On voit donc que le rapport entre territoire et droit peut s’approcher sous deux angles : le premier, là où survit une définition particulière de la société et de ses droits, est une manière de construire un droit national, légitime à partir des droits locaux ; le second, là où cette tradition a disparu du fait de l’ancienneté du droit écrit et de l’Etat nation est de réinventer les fondements juridiques locaux instituant du vivre ensemble.

Le principe de subsidiarité active définit les modalités de coopération entre niveaux de gouvernance

Ce principe consiste en l’idée que « chaque territoire et chaque niveau de gouvernance a le devoir d’apporter des réponses spécifiques à des questions communes » . Il est intrinsèquement lié à l’enjeu de la participation.

L’approche en termes de plurivers et d’hétérotopie part du local pour rencontrer le global. La subsidiarité active apparaît donc comme incontournable. Elle implique dans de nombreux contextes non-occidentaux où les institutions modernes ont été transplantés avec des succès très modérés à s’ouvrir à des approches plus endogènes. Dans de nombreux contextes, africains par exemple, l’État ne parvient pas à remplir les plus élémentaires de ses obligations et le droit étatique reste une réalité lointaine et virtuelle pour la majorité des populations qui ont du aménager leurs propres solutions. Outre l’absence de moyens financiers permettant l’entretien d’États de droit fonctionnel à l’image des modèles européens, les conceptions du droit importées ne correspondent pas aux visions du droit et visions du monde locales. Il est primordial de mettre en question le monopole affichée par les institutions modernes, sur « l’institution de la vie en société » , et de s’ouvrir aux « droits de la pratique » , aux visions du monde, logiques et pratiques endogènes pour refonder des États de Droit enracinés dans les réalités locales et répondant ainsi, au-delà de la simple exigence formelle de légalité, aux exigences de légitimité et d’efficacité.

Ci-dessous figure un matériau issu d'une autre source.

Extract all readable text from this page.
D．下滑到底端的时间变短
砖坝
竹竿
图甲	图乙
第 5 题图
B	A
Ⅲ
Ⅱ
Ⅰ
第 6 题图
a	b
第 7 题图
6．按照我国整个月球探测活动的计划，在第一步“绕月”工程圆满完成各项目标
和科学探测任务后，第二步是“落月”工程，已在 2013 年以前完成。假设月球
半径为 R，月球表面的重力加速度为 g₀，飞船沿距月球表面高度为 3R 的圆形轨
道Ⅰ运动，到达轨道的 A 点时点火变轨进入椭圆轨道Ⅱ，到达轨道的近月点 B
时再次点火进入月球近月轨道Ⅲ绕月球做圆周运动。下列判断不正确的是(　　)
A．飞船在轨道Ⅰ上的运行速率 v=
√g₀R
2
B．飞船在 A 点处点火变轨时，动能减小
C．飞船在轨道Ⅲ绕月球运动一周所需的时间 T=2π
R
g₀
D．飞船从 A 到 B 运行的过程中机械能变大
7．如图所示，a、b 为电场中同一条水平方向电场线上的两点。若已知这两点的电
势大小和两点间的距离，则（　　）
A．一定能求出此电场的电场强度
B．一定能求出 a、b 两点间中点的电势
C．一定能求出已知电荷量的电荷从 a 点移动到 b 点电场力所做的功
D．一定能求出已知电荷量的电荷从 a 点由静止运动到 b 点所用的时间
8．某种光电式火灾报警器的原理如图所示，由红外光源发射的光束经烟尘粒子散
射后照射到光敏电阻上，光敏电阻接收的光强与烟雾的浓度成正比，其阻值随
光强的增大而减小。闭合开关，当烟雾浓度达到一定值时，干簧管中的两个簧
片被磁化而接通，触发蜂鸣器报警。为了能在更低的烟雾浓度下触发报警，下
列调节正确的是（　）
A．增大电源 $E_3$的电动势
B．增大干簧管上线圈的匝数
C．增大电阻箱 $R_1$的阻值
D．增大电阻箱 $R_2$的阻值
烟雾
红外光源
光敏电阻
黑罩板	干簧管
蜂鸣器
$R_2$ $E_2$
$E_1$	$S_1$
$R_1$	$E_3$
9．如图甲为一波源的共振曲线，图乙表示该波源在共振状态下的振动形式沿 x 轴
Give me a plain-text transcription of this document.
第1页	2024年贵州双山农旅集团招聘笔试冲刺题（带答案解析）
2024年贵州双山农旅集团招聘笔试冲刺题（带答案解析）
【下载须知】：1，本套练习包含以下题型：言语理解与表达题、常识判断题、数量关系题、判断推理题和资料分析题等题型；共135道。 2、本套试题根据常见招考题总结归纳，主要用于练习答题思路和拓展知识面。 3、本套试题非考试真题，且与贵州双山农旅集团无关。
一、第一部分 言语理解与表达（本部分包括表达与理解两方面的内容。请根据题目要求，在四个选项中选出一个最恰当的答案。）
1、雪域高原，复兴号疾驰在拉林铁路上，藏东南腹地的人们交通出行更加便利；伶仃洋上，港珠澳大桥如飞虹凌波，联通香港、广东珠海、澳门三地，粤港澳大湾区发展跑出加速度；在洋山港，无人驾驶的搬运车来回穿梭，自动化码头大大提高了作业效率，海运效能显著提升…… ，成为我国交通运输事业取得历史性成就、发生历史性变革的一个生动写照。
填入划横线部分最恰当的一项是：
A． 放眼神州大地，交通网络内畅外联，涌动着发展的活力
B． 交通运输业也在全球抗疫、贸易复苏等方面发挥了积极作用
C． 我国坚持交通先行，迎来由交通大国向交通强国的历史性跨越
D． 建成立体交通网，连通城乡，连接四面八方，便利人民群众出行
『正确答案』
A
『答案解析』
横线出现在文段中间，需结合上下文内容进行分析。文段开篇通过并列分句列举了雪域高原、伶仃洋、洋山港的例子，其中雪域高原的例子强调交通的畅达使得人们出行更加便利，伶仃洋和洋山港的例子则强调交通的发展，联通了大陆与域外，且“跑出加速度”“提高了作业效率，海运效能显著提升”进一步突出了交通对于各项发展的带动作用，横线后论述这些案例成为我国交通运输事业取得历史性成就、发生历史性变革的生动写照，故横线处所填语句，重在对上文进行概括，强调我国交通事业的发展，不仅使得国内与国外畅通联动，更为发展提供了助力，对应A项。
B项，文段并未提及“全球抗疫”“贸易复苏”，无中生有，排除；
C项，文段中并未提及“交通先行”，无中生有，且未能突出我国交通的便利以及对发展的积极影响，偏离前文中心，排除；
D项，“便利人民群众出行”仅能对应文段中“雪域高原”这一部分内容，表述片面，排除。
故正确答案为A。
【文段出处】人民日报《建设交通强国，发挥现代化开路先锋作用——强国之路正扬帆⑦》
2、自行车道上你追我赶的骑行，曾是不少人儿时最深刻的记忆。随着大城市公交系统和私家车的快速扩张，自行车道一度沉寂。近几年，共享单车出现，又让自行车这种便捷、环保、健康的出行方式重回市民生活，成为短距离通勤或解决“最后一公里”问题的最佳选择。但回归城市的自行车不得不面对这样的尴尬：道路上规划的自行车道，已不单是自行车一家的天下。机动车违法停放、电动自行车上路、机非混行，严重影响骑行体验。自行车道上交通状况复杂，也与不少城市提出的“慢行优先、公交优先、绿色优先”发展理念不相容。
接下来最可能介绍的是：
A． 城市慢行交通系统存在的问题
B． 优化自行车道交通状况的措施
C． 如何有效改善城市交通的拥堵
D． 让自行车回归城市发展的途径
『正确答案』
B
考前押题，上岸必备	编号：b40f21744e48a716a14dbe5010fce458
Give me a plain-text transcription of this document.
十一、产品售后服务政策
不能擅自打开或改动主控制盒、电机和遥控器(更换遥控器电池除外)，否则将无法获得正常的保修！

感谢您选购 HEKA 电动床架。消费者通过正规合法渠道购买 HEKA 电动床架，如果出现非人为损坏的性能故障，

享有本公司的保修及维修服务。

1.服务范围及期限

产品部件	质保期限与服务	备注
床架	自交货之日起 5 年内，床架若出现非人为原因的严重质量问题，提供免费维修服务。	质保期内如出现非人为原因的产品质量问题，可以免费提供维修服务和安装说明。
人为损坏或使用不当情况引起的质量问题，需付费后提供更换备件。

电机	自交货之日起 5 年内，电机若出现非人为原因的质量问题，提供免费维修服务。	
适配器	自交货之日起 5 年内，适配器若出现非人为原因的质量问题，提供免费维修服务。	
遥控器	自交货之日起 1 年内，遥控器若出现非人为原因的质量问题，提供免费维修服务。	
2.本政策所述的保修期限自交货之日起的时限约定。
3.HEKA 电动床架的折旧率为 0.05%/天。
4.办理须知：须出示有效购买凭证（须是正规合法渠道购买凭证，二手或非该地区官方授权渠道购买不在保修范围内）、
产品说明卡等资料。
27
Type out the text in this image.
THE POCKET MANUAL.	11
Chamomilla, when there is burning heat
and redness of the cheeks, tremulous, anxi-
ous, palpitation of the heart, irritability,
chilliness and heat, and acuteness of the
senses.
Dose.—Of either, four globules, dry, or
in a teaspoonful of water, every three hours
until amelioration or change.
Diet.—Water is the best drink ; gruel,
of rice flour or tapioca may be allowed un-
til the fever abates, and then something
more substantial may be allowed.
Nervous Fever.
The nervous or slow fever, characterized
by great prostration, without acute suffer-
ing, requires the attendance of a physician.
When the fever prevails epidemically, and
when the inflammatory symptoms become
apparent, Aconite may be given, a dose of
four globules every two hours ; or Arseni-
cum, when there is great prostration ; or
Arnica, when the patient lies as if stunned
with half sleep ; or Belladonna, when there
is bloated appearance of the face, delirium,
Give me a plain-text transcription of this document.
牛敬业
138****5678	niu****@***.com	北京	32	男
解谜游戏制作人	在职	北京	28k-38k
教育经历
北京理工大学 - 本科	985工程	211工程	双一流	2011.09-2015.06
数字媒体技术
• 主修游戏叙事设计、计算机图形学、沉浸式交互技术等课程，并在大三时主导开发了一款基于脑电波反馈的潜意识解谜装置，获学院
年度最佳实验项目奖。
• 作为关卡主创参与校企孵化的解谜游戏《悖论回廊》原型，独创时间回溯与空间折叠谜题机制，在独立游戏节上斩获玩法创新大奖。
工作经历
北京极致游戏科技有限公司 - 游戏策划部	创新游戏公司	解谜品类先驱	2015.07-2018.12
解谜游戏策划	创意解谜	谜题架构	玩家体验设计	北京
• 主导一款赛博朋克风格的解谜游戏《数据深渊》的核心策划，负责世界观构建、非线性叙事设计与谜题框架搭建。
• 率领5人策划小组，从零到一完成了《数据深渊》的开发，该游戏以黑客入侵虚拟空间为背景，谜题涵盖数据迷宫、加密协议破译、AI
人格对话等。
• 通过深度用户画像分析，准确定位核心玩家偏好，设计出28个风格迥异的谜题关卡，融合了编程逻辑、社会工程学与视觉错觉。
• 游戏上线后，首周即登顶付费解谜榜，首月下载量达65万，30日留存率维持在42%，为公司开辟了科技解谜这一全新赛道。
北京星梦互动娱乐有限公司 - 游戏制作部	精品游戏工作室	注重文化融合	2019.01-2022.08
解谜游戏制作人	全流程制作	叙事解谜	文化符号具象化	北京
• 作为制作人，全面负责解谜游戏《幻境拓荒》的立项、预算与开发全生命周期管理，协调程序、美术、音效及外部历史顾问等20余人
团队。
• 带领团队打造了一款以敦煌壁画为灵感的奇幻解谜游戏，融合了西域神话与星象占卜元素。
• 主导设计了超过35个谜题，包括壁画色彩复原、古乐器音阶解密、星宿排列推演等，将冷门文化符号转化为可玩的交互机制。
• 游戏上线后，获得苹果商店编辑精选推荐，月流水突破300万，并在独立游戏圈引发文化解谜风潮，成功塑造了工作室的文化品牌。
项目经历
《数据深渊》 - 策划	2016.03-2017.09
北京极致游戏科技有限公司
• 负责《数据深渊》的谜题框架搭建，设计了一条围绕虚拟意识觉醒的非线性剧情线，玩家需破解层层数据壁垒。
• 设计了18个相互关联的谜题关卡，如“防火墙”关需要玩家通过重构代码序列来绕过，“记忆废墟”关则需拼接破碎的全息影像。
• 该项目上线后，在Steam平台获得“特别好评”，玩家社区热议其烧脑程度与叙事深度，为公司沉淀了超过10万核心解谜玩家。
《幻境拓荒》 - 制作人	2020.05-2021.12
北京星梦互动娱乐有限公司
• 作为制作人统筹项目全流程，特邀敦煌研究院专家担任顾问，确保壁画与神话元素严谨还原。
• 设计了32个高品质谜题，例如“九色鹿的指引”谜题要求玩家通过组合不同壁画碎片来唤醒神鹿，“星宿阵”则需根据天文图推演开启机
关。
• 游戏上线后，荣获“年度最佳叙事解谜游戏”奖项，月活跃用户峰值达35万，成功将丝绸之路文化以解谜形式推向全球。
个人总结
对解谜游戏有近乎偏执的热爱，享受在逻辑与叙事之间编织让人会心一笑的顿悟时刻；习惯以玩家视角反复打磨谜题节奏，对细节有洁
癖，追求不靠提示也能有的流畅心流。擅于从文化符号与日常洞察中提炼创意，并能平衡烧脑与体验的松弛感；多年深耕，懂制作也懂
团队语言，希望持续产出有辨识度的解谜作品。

Dans nos réflexions, il peut s’avérer utile de même renverser la « subsidiarité active » . Si dans les contextes centralisés à l’instar de la France les enjeux contemporains sont ceux d’une décentralisation, d’une délégation d’attributions à des échelles inférieures, la situation est très différente dans des contextes où l’État n’a jamais réussi à assurer son rôle et où sous la couverture illusoire d’une centralisation étatique, se cache en fait une prise en charge très autonome des populations … mais qui n’est pas reconnue officiellement, car labellisée comme « informelle » , « souterraine » … Dans ces contextes, la gouvernance peut contribuer à une redéfinition du rôle de l’État dans la gestion du bien public. En reconnaissant les dynamiques existantes et en les légitimant la question devient celle de leur articulation avec des enjeux plus globaux … et la limitation du champ d’action de l’État peut paradoxalement le renforcer et le légitimer car il pourrait alors se concentrer sur quelques domaines pour lesquels il aurait une véritable légitimité et efficacité d’action.

Par ailleurs, si le droit officiel par exemple ne constitue pas plus que la partie émergée de l’iceberg de la juridicité dans de nombreux contextes non-occidentaux, il faut être conscient que les mises en forme du droit répondent aussi à des « projets de société » , à des questions spécifiques. On ne saurait a priori poser que nos questions, celles de l’État, du marché, des ONG internationales, sont les « questions communes auxquelles il faut apporter des solutions spécifiques » . Un exemple : toutes les cultures ne partagent pas le mythe du développement. Il est clair que nous vivons dans un environnement où les dynamiques du développement et de la globalisation des marchés ne peuvent pas être ignorées. Cependant il ne faudrait pas tomber dans le travers de penser que l’enjeu consiste uniquement à faire participer tous les niveaux à ce projet défini à partir des centres de pouvoir … ce qui constitue en fait l’imposition d’un modèle. La participation doit non seulement jouer dans la mise en forme du vivre-ensemble, mais aussi dans la définition et dans l’élaboration des projets de société – ce qui nécessite dans le monde contemporain dominé par des visions occidentales modernes une ouverture fondamentale au dialogue interculturel.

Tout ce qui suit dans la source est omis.